Früh wurde auf aggressives Wachstum mit der Chance zur Internationalisierung gesetzt. Der Marktführer in Belgien hält heute noch einen Anteil von 56 Prozent, bei noch 113 Brauereien. In Österreich mit 105 aktiven Brauereien vereinnahmt der Marktführer 57 Prozent. In der Schweiz beansprucht der Spitzenreiter 47 Prozent bei noch aktiven 25 Brauereien. Jozef Keersmaekers von der belgischen Corsendonk Brauerei skizzierte „Wie Überleben? Wie Wachsen?“ als mittelständische Brauerei erfolgreich möglich sein kann. In unserem Nachbarland mit 10,5 Millionen Einwohner existierten 1990 noch 126 Brauereien mit einem Ausstoß von 14,1 Millionen Hektoliter bei einem Pro-Kopf-Verbrauch von 121 Liter. Aktuell produzieren noch 117 Brauereien rund 15 Millionen Hektoliter bei einem Pro-Kopf-Verbrauch von 98 Liter. Gestiegen ist in diesem Zeitraum der Export von 2,8 Millionen in 1990 auf 5,9 Millionen Hektoliter in 2001.

Die Brauereien, die ihre Tore schließen mussten, produzierten hauptsächlich Pils- und Lagerbiere und wurden zum größten Teil von der belgischen Interbrew geschluckt. Die Pilsproduktion wird zu 95 Prozent von zwei Brauereien kontrolliert, von Interbrew zu 80 und Alken-Maes zu 15 Prozent. Die Produktion von anderen Biersorten, also Spezialbieren, verteilt sich auf rund 100 Brauereien mit einem jährlichen Ausstoß von 20.000 bis 40.000 Hektoliter. Und hierzu zählt auch die Brauerei Corsendonk. 1953 erzielte die Brauerei einen Umsatz von 495.787,05 Euro, zehn Jahre später waren es bereits 2.478.935,20 Euro und für 2003 werden 37.184.028,72 Euro erwartet.

Dieses Wachstum begründet Keersmaekers mit der Marketingstrategie des Unternehmens. Zum einen wird auf eigene Marken gesetzt, das Klosterbier Agnus gilt als Exportschlager. Eine gezielte Auswahl vom Importmarken wie Bud, Pilsner Urquell und der Vertrieb der deutschen Mineralwassers Taunusquelle sind ebenfalls Wachstumsmotoren. Für Keersmaekers hat Interbrew dazu beigetragen, dass Belgien als Bierland weltweit bekannt wurde. Daher hätten kleinere Brauereien und Fachgroßhändler Gelegenheit, auf dem „globalen Markt“ mit Spezialitäten zu agieren.

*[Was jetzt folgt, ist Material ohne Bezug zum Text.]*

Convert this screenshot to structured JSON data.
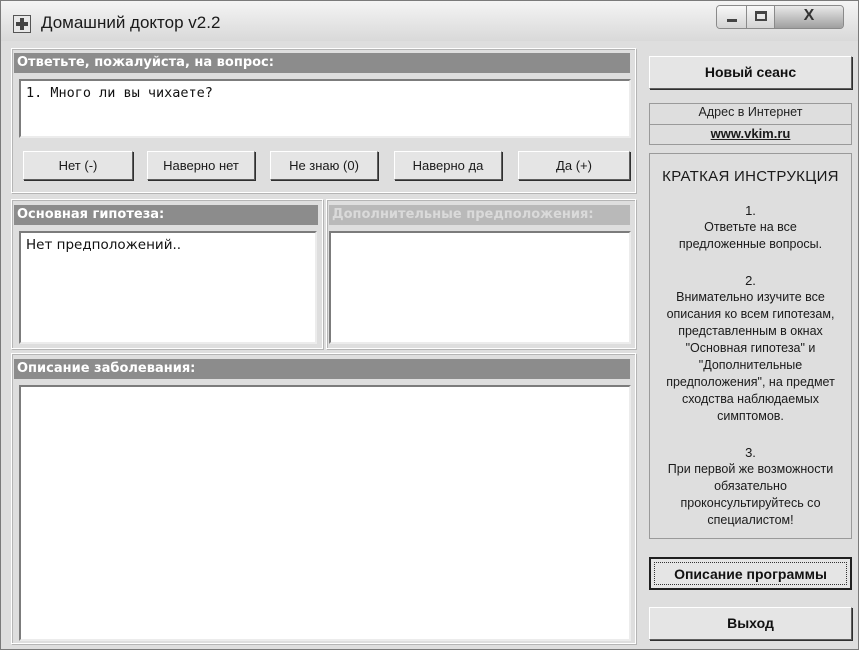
{
  "window": {
    "title": "Домашний доктор v2.2",
    "close_glyph": "X"
  },
  "question": {
    "header": "Ответьте, пожалуйста, на вопрос:",
    "text": "1.  Много ли вы чихаете?"
  },
  "answers": [
    {
      "label": "Нет (-)"
    },
    {
      "label": "Наверно нет"
    },
    {
      "label": "Не знаю (0)"
    },
    {
      "label": "Наверно да"
    },
    {
      "label": "Да (+)"
    }
  ],
  "hypothesis": {
    "main_header": "Основная гипотеза:",
    "main_text": "Нет предположений..",
    "extra_header": "Дополнительные предположения:",
    "extra_text": ""
  },
  "description": {
    "header": "Описание заболевания:",
    "text": ""
  },
  "sidebar": {
    "new_session": "Новый сеанс",
    "address_label": "Адрес в Интернет",
    "address_link": "www.vkim.ru",
    "instructions_title": "КРАТКАЯ ИНСТРУКЦИЯ",
    "steps": [
      {
        "num": "1.",
        "text": "Ответьте на все\nпредложенные вопросы."
      },
      {
        "num": "2.",
        "text": "Внимательно изучите все\nописания ко всем гипотезам,\nпредставленным в окнах\n\"Основная гипотеза\" и\n\"Дополнительные\nпредположения\", на предмет\nсходства наблюдаемых\nсимптомов."
      },
      {
        "num": "3.",
        "text": "При первой же возможности\nобязательно\nпроконсультируйтесь со\nспециалистом!"
      }
    ],
    "about": "Описание программы",
    "exit": "Выход"
  }
}
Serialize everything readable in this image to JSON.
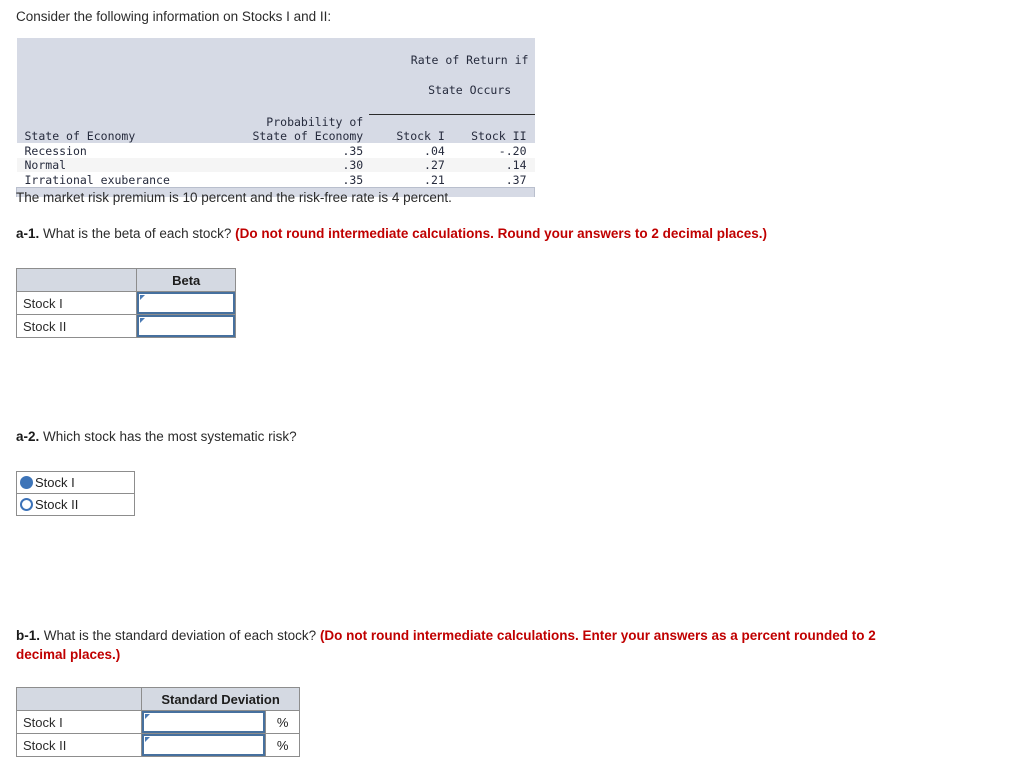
{
  "intro": "Consider the following information on Stocks I and II:",
  "data_table": {
    "group_header": [
      "Rate of Return if",
      "State Occurs"
    ],
    "col_headers": {
      "state": "State of Economy",
      "probability": [
        "Probability of",
        "State of Economy"
      ],
      "stock1": "Stock I",
      "stock2": "Stock II"
    },
    "rows": [
      {
        "state": "Recession",
        "probability": ".35",
        "stock1": ".04",
        "stock2": "-.20"
      },
      {
        "state": "Normal",
        "probability": ".30",
        "stock1": ".27",
        "stock2": ".14"
      },
      {
        "state": "Irrational exuberance",
        "probability": ".35",
        "stock1": ".21",
        "stock2": ".37"
      }
    ]
  },
  "premium_text": "The market risk premium is 10 percent and the risk-free rate is 4 percent.",
  "q_a1": {
    "label": "a-1.",
    "question": " What is the beta of each stock? ",
    "instruction": "(Do not round intermediate calculations. Round your answers to 2 decimal places.)",
    "table": {
      "blank_header": "",
      "value_header": "Beta",
      "rows": [
        {
          "label": "Stock I",
          "value": ""
        },
        {
          "label": "Stock II",
          "value": ""
        }
      ]
    }
  },
  "q_a2": {
    "label": "a-2.",
    "question": " Which stock has the most systematic risk?",
    "options": [
      {
        "label": "Stock I",
        "selected": true
      },
      {
        "label": "Stock II",
        "selected": false
      }
    ]
  },
  "q_b1": {
    "label": "b-1.",
    "question": " What is the standard deviation of each stock? ",
    "instruction": "(Do not round intermediate calculations. Enter your answers as a percent rounded to 2 decimal places.)",
    "table": {
      "blank_header": "",
      "value_header": "Standard Deviation",
      "unit": "%",
      "rows": [
        {
          "label": "Stock I",
          "value": ""
        },
        {
          "label": "Stock II",
          "value": ""
        }
      ]
    }
  },
  "colors": {
    "header_fill": "#d4d9e2",
    "mono_text": "#262b3d",
    "instruction_red": "#c00000",
    "input_border": "#46709e",
    "radio_selected": "#3d74b8"
  }
}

Da Interbrew seinen eigenen Vertrieb ohne Getränkefachgroßhändler aufgebaut hat, reduzierte sich die Zahl von 1.951 in 1999 auf 1.195 in 2001. Seit dem Jahr 2000 kann auch jedes einzelne Hotel oder Gaststätte das Bier direkt zu einem günstigeren Preis bei Interbrew einkaufen. Und wesentlich preiswerter als ein Großhändler, der die …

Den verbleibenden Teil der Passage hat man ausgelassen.